Дэн подошел к двери, открыл ее и остановился.
– Я всегда буду любить Линдси Уайт, – сказал он осипшим от волнения голосом. – Я влюбился в Линдси Уайт, – он закашлялся, – как только заглянул в ее прекрасные зеленые глаза. Она сделала меня самим собой. Только благодаря ей я стал тем, кем стал.
– Дэн, – прошептала Линдси сквозь слезы, – О, Дэн.
– Я сохраню Линдси Уайт в моем сердце, в душе навеки веков. Но я не хочу ни теперь, ни потом видеть Линдси Уайтейкер, потому что она мне чужая, и я не знаю, кто она. Уходи.
Он ушел из квартиры, хлопнув дверью, и от этого хлопка Линдси вздрогнула, как от удара.
– Нет, – шептала она.
Линдси потянулась к корзине и вытащила веточку вербы, проведя мягкими, пушистыми почками по заплаканной щеке.
– Я люблю тебя, Дэн, – сказала она уже громче, но слезы все еще лились по ее лицу. – Я люблю тебя, Дэн О'Брайен! – закричала она.
Слова эти отскочили от стен, ударив по ней с сумасшедшей силой. На подгибающихся ногах она пошла за курткой и сумкой и на мгновение ее взгляд упал на открытый альбом, лежавший на полу.
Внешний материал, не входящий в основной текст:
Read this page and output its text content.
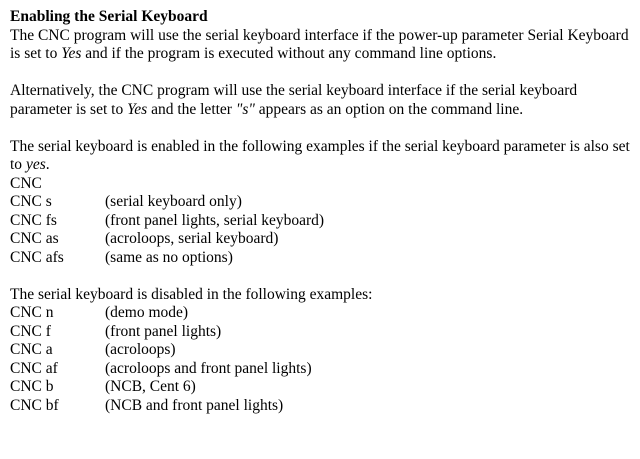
Enabling the Serial Keyboard

The CNC program will use the serial keyboard interface if the power-up parameter Serial Keyboard is set to Yes and if the program is executed without any command line options.

Alternatively, the CNC program will use the serial keyboard interface if the serial keyboard parameter is set to Yes and the letter "s" appears as an option on the command line.

The serial keyboard is enabled in the following examples if the serial keyboard parameter is also set to yes.

CNC	
CNC s	(serial keyboard only)
CNC fs	(front panel lights, serial keyboard)
CNC as	(acroloops, serial keyboard)
CNC afs	(same as no options)

The serial keyboard is disabled in the following examples:

CNC n	(demo mode)
CNC f	(front panel lights)
CNC a	(acroloops)
CNC af	(acroloops and front panel lights)
CNC b	(NCB, Cent 6)
CNC bf	(NCB and front panel lights)
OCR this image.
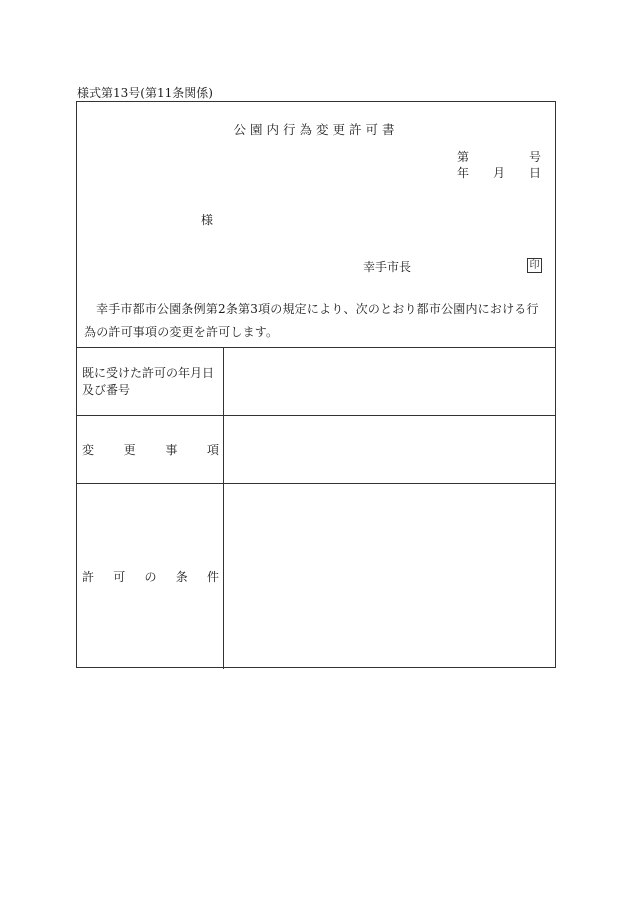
様式第13号(第11条関係)
公園内行為変更許可書
第	号
年 月 日
様
幸手市長	印
幸手市都市公園条例第2条第3項の規定により、次のとおり都市公園内における行為の許可事項の変更を許可します。
既に受けた許可の年月日
及び番号
変 更 事 項
許 可 の 条 件
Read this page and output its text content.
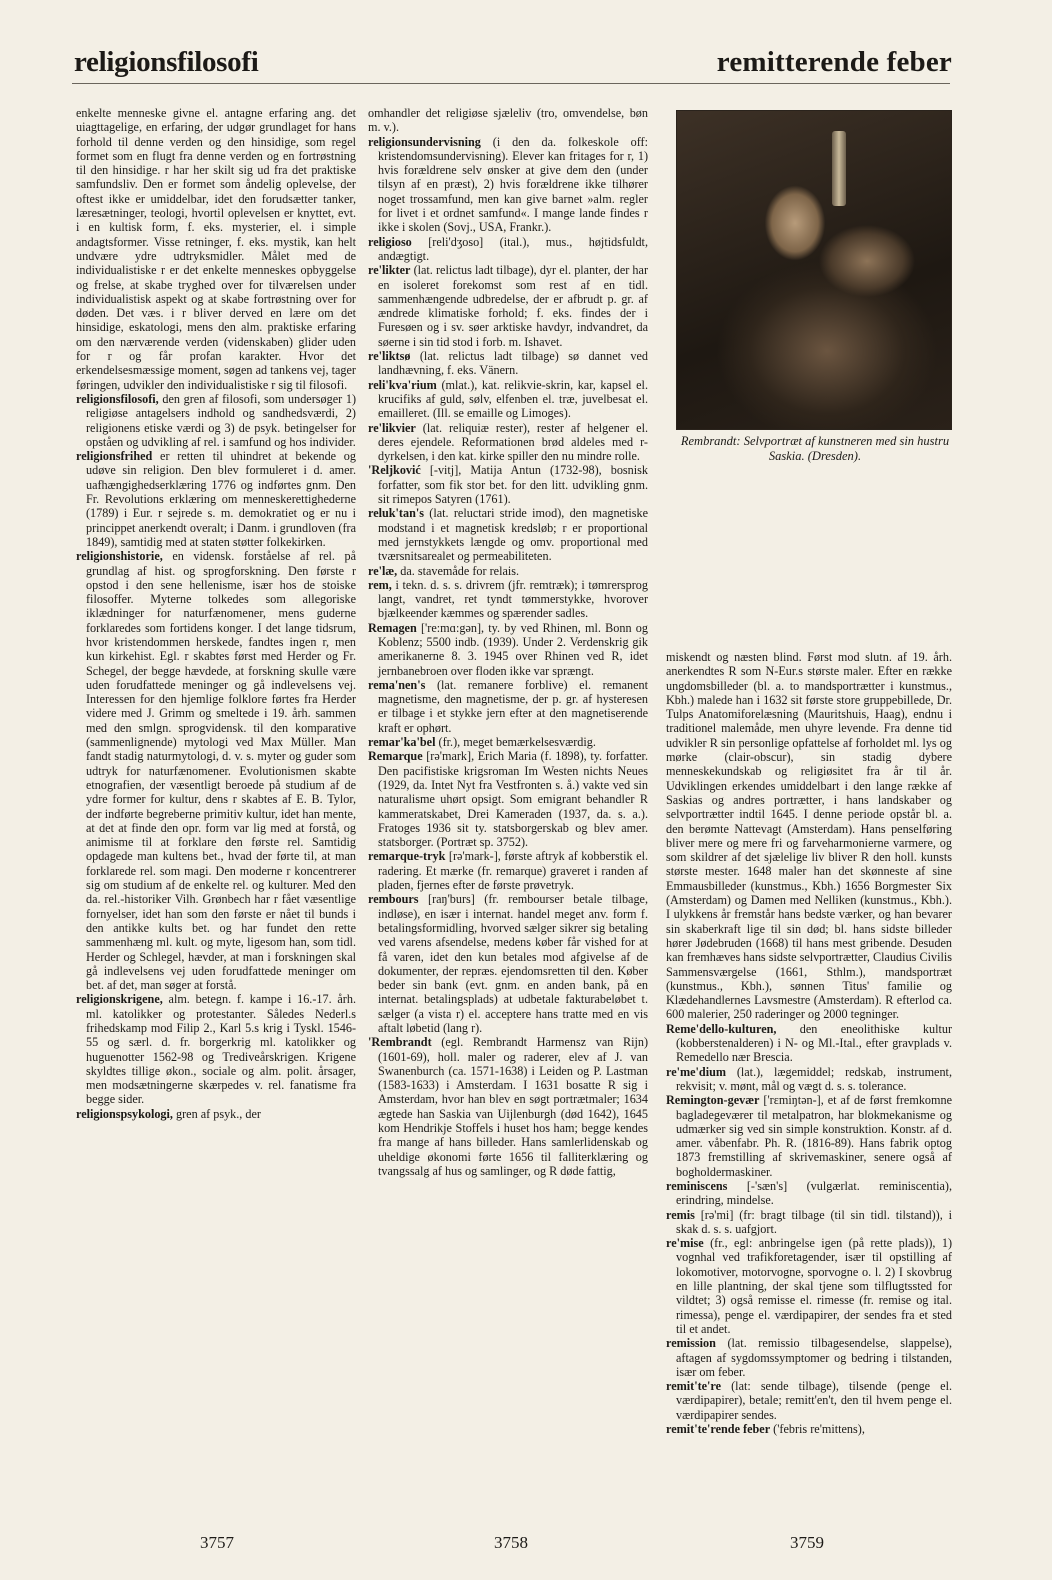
religionsfilosofi	remitterende feber

enkelte menneske givne el. antagne erfaring ang. det uiagttagelige, en erfaring, der udgør grundlaget for hans forhold til denne verden og den hinsidige, som regel formet som en flugt fra denne verden og en fortrøstning til den hinsidige. r har her skilt sig ud fra det praktiske samfundsliv. Den er formet som åndelig oplevelse, der oftest ikke er umiddelbar, idet den forudsætter tanker, læresætninger, teologi, hvortil oplevelsen er knyttet, evt. i en kultisk form, f. eks. mysterier, el. i simple andagtsformer. Visse retninger, f. eks. mystik, kan helt undvære ydre udtryksmidler. Målet med de individualistiske r er det enkelte menneskes opbyggelse og frelse, at skabe tryghed over for tilværelsen under individualistisk aspekt og at skabe fortrøstning over for døden. Det væs. i r bliver derved en lære om det hinsidige, eskatologi, mens den alm. praktiske erfaring om den nærværende verden (videnskaben) glider uden for r og får profan karakter. Hvor det erkendelsesmæssige moment, søgen ad tankens vej, tager føringen, udvikler den individualistiske r sig til filosofi.

religionsfilosofi, den gren af filosofi, som undersøger 1) religiøse antagelsers indhold og sandhedsværdi, 2) religionens etiske værdi og 3) de psyk. betingelser for opståen og udvikling af rel. i samfund og hos individer.

religionsfrihed er retten til uhindret at bekende og udøve sin religion. Den blev formuleret i d. amer. uafhængighedserklæring 1776 og indførtes gnm. Den Fr. Revolutions erklæring om menneskerettighederne (1789) i Eur. r sejrede s. m. demokratiet og er nu i princippet anerkendt overalt; i Danm. i grundloven (fra 1849), samtidig med at staten støtter folkekirken.

religionshistorie, en vidensk. forståelse af rel. på grundlag af hist. og sprogforskning. Den første r opstod i den sene hellenisme, især hos de stoiske filosoffer. Myterne tolkedes som allegoriske iklædninger for naturfænomener, mens guderne forklaredes som fortidens konger. I det lange tidsrum, hvor kristendommen herskede, fandtes ingen r, men kun kirkehist. Egl. r skabtes først med Herder og Fr. Schegel, der begge hævdede, at forskning skulle være uden forudfattede meninger og gå indlevelsens vej. Interessen for den hjemlige folklore førtes fra Herder videre med J. Grimm og smeltede i 19. årh. sammen med den smlgn. sprogvidensk. til den komparative (sammenlignende) mytologi ved Max Müller. Man fandt stadig naturmytologi, d. v. s. myter og guder som udtryk for naturfænomener. Evolutionismen skabte etnografien, der væsentligt beroede på studium af de ydre former for kultur, dens r skabtes af E. B. Tylor, der indførte begreberne primitiv kultur, idet han mente, at det at finde den opr. form var lig med at forstå, og animisme til at forklare den første rel. Samtidig opdagede man kultens bet., hvad der førte til, at man forklarede rel. som magi. Den moderne r koncentrerer sig om studium af de enkelte rel. og kulturer. Med den da. rel.-historiker Vilh. Grønbech har r fået væsentlige fornyelser, idet han som den første er nået til bunds i den antikke kults bet. og har fundet den rette sammenhæng ml. kult. og myte, ligesom han, som tidl. Herder og Schlegel, hævder, at man i forskningen skal gå indlevelsens vej uden forudfattede meninger om bet. af det, man søger at forstå.

religionskrigene, alm. betegn. f. kampe i 16.-17. årh. ml. katolikker og protestanter. Således Nederl.s frihedskamp mod Filip 2., Karl 5.s krig i Tyskl. 1546-55 og særl. d. fr. borgerkrig ml. katolikker og huguenotter 1562-98 og Trediveårskrigen. Krigene skyldtes tillige økon., sociale og alm. polit. årsager, men modsætningerne skærpedes v. rel. fanatisme fra begge sider.

religionspsykologi, gren af psyk., der

omhandler det religiøse sjæleliv (tro, omvendelse, bøn m. v.).

religionsundervisning (i den da. folkeskole off: kristendomsundervisning). Elever kan fritages for r, 1) hvis forældrene selv ønsker at give dem den (under tilsyn af en præst), 2) hvis forældrene ikke tilhører noget trossamfund, men kan give barnet »alm. regler for livet i et ordnet samfund«. I mange lande findes r ikke i skolen (Sovj., USA, Frankr.).

religioso [reli'dʒoso] (ital.), mus., højtidsfuldt, andægtigt.

re'likter (lat. relictus ladt tilbage), dyr el. planter, der har en isoleret forekomst som rest af en tidl. sammenhængende udbredelse, der er afbrudt p. gr. af ændrede klimatiske forhold; f. eks. findes der i Furesøen og i sv. søer arktiske havdyr, indvandret, da søerne i sin tid stod i forb. m. Ishavet.

re'liktsø (lat. relictus ladt tilbage) sø dannet ved landhævning, f. eks. Vänern.

reli'kva'rium (mlat.), kat. relikvie-skrin, kar, kapsel el. krucifiks af guld, sølv, elfenben el. træ, juvelbesat el. emailleret. (Ill. se emaille og Limoges).

re'likvier (lat. reliquiæ rester), rester af helgener el. deres ejendele. Reformationen brød aldeles med r-dyrkelsen, i den kat. kirke spiller den nu mindre rolle.

'Reljković [-vitj], Matija Antun (1732-98), bosnisk forfatter, som fik stor bet. for den litt. udvikling gnm. sit rimepos Satyren (1761).

reluk'tan's (lat. reluctari stride imod), den magnetiske modstand i et magnetisk kredsløb; r er proportional med jernstykkets længde og omv. proportional med tværsnitsarealet og permeabiliteten.

re'læ, da. stavemåde for relais.

rem, i tekn. d. s. s. drivrem (jfr. remtræk); i tømrersprog langt, vandret, ret tyndt tømmerstykke, hvorover bjælkeender kæmmes og spærender sadles.

Remagen ['re:mɑ:gən], ty. by ved Rhinen, ml. Bonn og Koblenz; 5500 indb. (1939). Under 2. Verdenskrig gik amerikanerne 8. 3. 1945 over Rhinen ved R, idet jernbanebroen over floden ikke var sprængt.

rema'nen's (lat. remanere forblive) el. remanent magnetisme, den magnetisme, der p. gr. af hysteresen er tilbage i et stykke jern efter at den magnetiserende kraft er ophørt.

remar'ka'bel (fr.), meget bemærkelsesværdig.

Remarque [rə'mark], Erich Maria (f. 1898), ty. forfatter. Den pacifistiske krigsroman Im Westen nichts Neues (1929, da. Intet Nyt fra Vestfronten s. å.) vakte ved sin naturalisme uhørt opsigt. Som emigrant behandler R kammeratskabet, Drei Kameraden (1937, da. s. a.). Fratoges 1936 sit ty. statsborgerskab og blev amer. statsborger. (Portræt sp. 3752).

remarque-tryk [rə'mark-], første aftryk af kobberstik el. radering. Et mærke (fr. remarque) graveret i randen af pladen, fjernes efter de første prøvetryk.

rembours [raŋ'burs] (fr. rembourser betale tilbage, indløse), en især i internat. handel meget anv. form f. betalingsformidling, hvorved sælger sikrer sig betaling ved varens afsendelse, medens køber får vished for at få varen, idet den kun betales mod afgivelse af de dokumenter, der repræs. ejendomsretten til den. Køber beder sin bank (evt. gnm. en anden bank, på en internat. betalingsplads) at udbetale fakturabeløbet t. sælger (a vista r) el. acceptere hans tratte med en vis aftalt løbetid (lang r).

'Rembrandt (egl. Rembrandt Harmensz van Rijn) (1601-69), holl. maler og raderer, elev af J. van Swanenburch (ca. 1571-1638) i Leiden og P. Lastman (1583-1633) i Amsterdam. I 1631 bosatte R sig i Amsterdam, hvor han blev en søgt portrætmaler; 1634 ægtede han Saskia van Uijlenburgh (død 1642), 1645 kom Hendrikje Stoffels i huset hos ham; begge kendes fra mange af hans billeder. Hans samlerlidenskab og uheldige økonomi førte 1656 til falliterklæring og tvangssalg af hus og samlinger, og R døde fattig,

Rembrandt: Selvportræt af kunstneren med sin hustru Saskia. (Dresden).

miskendt og næsten blind. Først mod slutn. af 19. årh. anerkendtes R som N-Eur.s største maler. Efter en række ungdomsbilleder (bl. a. to mandsportrætter i kunstmus., Kbh.) malede han i 1632 sit første store gruppebillede, Dr. Tulps Anatomiforelæsning (Mauritshuis, Haag), endnu i traditionel malemåde, men uhyre levende. Fra denne tid udvikler R sin personlige opfattelse af forholdet ml. lys og mørke (clair-obscur), sin stadig dybere menneskekundskab og religiøsitet fra år til år. Udviklingen erkendes umiddelbart i den lange række af Saskias og andres portrætter, i hans landskaber og selvportrætter indtil 1645. I denne periode opstår bl. a. den berømte Nattevagt (Amsterdam). Hans penselføring bliver mere og mere fri og farveharmonierne varmere, og som skildrer af det sjælelige liv bliver R den holl. kunsts største mester. 1648 maler han det skønneste af sine Emmausbilleder (kunstmus., Kbh.) 1656 Borgmester Six (Amsterdam) og Damen med Nelliken (kunstmus., Kbh.). I ulykkens år fremstår hans bedste værker, og han bevarer sin skaberkraft lige til sin død; bl. hans sidste billeder hører Jødebruden (1668) til hans mest gribende. Desuden kan fremhæves hans sidste selvportrætter, Claudius Civilis Sammensværgelse (1661, Sthlm.), mandsportræt (kunstmus., Kbh.), sønnen Titus' familie og Klædehandlernes Lavsmestre (Amsterdam). R efterlod ca. 600 malerier, 250 raderinger og 2000 tegninger.

Reme'dello-kulturen, den eneolithiske kultur (kobberstenalderen) i N- og Ml.-Ital., efter gravplads v. Remedello nær Brescia.

re'me'dium (lat.), lægemiddel; redskab, instrument, rekvisit; v. mønt, mål og vægt d. s. s. tolerance.

Remington-gevær ['rɛmiŋtən-], et af de først fremkomne bagladegeværer til metalpatron, har blokmekanisme og udmærker sig ved sin simple konstruktion. Konstr. af d. amer. våbenfabr. Ph. R. (1816-89). Hans fabrik optog 1873 fremstilling af skrivemaskiner, senere også af bogholdermaskiner.

reminiscens [-'sæn's] (vulgærlat. reminiscentia), erindring, mindelse.

remis [rə'mi] (fr: bragt tilbage (til sin tidl. tilstand)), i skak d. s. s. uafgjort.

re'mise (fr., egl: anbringelse igen (på rette plads)), 1) vognhal ved trafikforetagender, især til opstilling af lokomotiver, motorvogne, sporvogne o. l. 2) I skovbrug en lille plantning, der skal tjene som tilflugtssted for vildtet; 3) også remisse el. rimesse (fr. remise og ital. rimessa), penge el. værdipapirer, der sendes fra et sted til et andet.

remission (lat. remissio tilbagesendelse, slappelse), aftagen af sygdomssymptomer og bedring i tilstanden, især om feber.

remit'te're (lat: sende tilbage), tilsende (penge el. værdipapirer), betale; remitt'en't, den til hvem penge el. værdipapirer sendes.

remit'te'rende feber ('febris re'mittens),

3757	3758	3759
У двери она остановилась, огляделась по сторонам, запоминая каждую деталь. Перед глазами живо пронеслись картины их любви. При виде старомодной кровати с медными шишечками душа ее наполнилась неописуемой болью.
– Мне так жаль, – шептала она, – я никогда не хотела сделать тебе больно. Прощай, любовь моя.
Линдси ушла, с тихим щелчком закрыв за собой дверь, и звук этот был для нее таким же смертельным, как звук выстрела.
На свинцовых ногах она кое-как сошла по ступенькам вниз, ничего не видя из-за слез в полумраке лестничных проходов. Линдси вышла на улицу, не чувствуя холода, забыв о куртке, которую держала в руках. Ей было все равно, куда идти. Никто не обращал внимания на красивую, юную женщину, которая, пошатываясь и спотыкаясь, шла по тротуару с мокрым от слез лицом.
В одной руке она крепко сжимала веточку вербы.
В вечер премьеры пьесы с участием Дэна Линдси сидела на заднем сиденье такси, ожидавшего в длинном ряду машин своей очереди у театрального подъезда. В этом длинном ряду, кроме машин с шашечками, были лимузины с шоферами в форме и отполированные до блеска частные автомобили, отражающие как зеркало, сверкание театральных огней. Пока ее такси медленно продвигалось к входу в театр, Линдси, высунувшись из окна, смотрела на элегантно одетых людей, поднимающихся по ступеням парадного входа.